A fourth-quarter touchdown by the Jaguars defense scored the winning touchdown for the team -a rare loss for the Rattlers against the Jaguars in the Georgia Dome. Looking back on last year’s match, Southern led the game 33-17 in the third quarter. This year FAMU lead a majority of the game, only for Southern to step in and exploit key plays, to seal the final deal.
FAMU quarterback Damien Fleming tried to break a tackle in the backfield after Jaguars linebacker Corey Roy knocked the football loose. Roy’s play allowed Daniel Brown to grab the ball, where he took it to the end zone for a touchdown.
At the Southern 38-yard line, a favorable punt was set up for FAMU, earning them a first down at the 13. But the Rattlers still could not produce.
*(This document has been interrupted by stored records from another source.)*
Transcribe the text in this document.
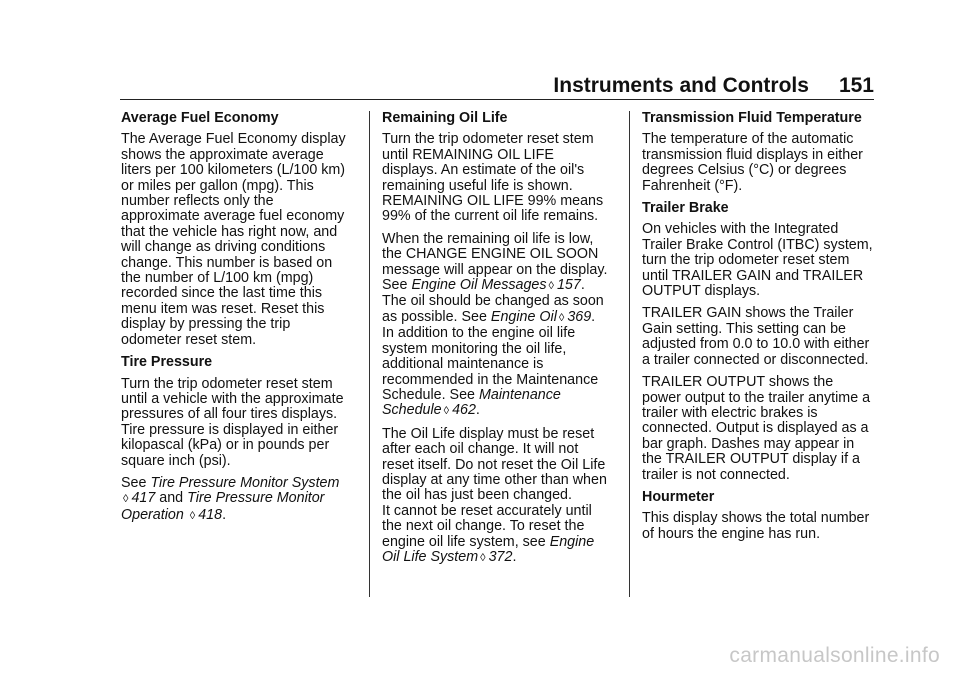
Instruments and Controls 151
Average Fuel Economy

The Average Fuel Economy display
shows the approximate average
liters per 100 kilometers (L/100 km)
or miles per gallon (mpg). This
number reflects only the
approximate average fuel economy
that the vehicle has right now, and
will change as driving conditions
change. This number is based on
the number of L/100 km (mpg)
recorded since the last time this
menu item was reset. Reset this
display by pressing the trip
odometer reset stem.

Tire Pressure

Turn the trip odometer reset stem
until a vehicle with the approximate
pressures of all four tires displays.
Tire pressure is displayed in either
kilopascal (kPa) or in pounds per
square inch (psi).

See Tire Pressure Monitor System
◊ 417 and Tire Pressure Monitor
Operation ◊ 418.

Remaining Oil Life

Turn the trip odometer reset stem
until REMAINING OIL LIFE
displays. An estimate of the oil's
remaining useful life is shown.
REMAINING OIL LIFE 99% means
99% of the current oil life remains.

When the remaining oil life is low,
the CHANGE ENGINE OIL SOON
message will appear on the display.
See Engine Oil Messages ◊ 157.
The oil should be changed as soon
as possible. See Engine Oil ◊ 369.
In addition to the engine oil life
system monitoring the oil life,
additional maintenance is
recommended in the Maintenance
Schedule. See Maintenance
Schedule ◊ 462.

The Oil Life display must be reset
after each oil change. It will not
reset itself. Do not reset the Oil Life
display at any time other than when
the oil has just been changed.
It cannot be reset accurately until
the next oil change. To reset the
engine oil life system, see Engine
Oil Life System ◊ 372.

Transmission Fluid Temperature

The temperature of the automatic
transmission fluid displays in either
degrees Celsius (°C) or degrees
Fahrenheit (°F).

Trailer Brake

On vehicles with the Integrated
Trailer Brake Control (ITBC) system,
turn the trip odometer reset stem
until TRAILER GAIN and TRAILER
OUTPUT displays.

TRAILER GAIN shows the Trailer
Gain setting. This setting can be
adjusted from 0.0 to 10.0 with either
a trailer connected or disconnected.

TRAILER OUTPUT shows the
power output to the trailer anytime a
trailer with electric brakes is
connected. Output is displayed as a
bar graph. Dashes may appear in
the TRAILER OUTPUT display if a
trailer is not connected.

Hourmeter

This display shows the total number
of hours the engine has run.

carmanualsonline.info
Even with forced turnovers and a fumble, the Rattlers just couldn’t win the game, allowing the Jaguars room to prove themselves as the stronger team.
Undoubtedly, there was a reverberating silence felt this year by FAMU, in the wake of defeat, and with suspension of the “Marching 100” due to the hazing-induced death of a FAMU band member last November.
While old school artist Dougie Fresh, rapper Future, and the legendary Chaka Kahn were brought in to mixed reviews, in attempt to fill the obvious void in the Dome; two things were a little more certain: the Jaguars cemented themselves as the “Owners of the Dome” and took home bragging rights for 2012.
Atlanta Football Classic remains the second-largest recurring college sporting event in Georgia and a main fundraiser for 100 Black Men of Atlanta’s Project Success educational program for at-risk youth.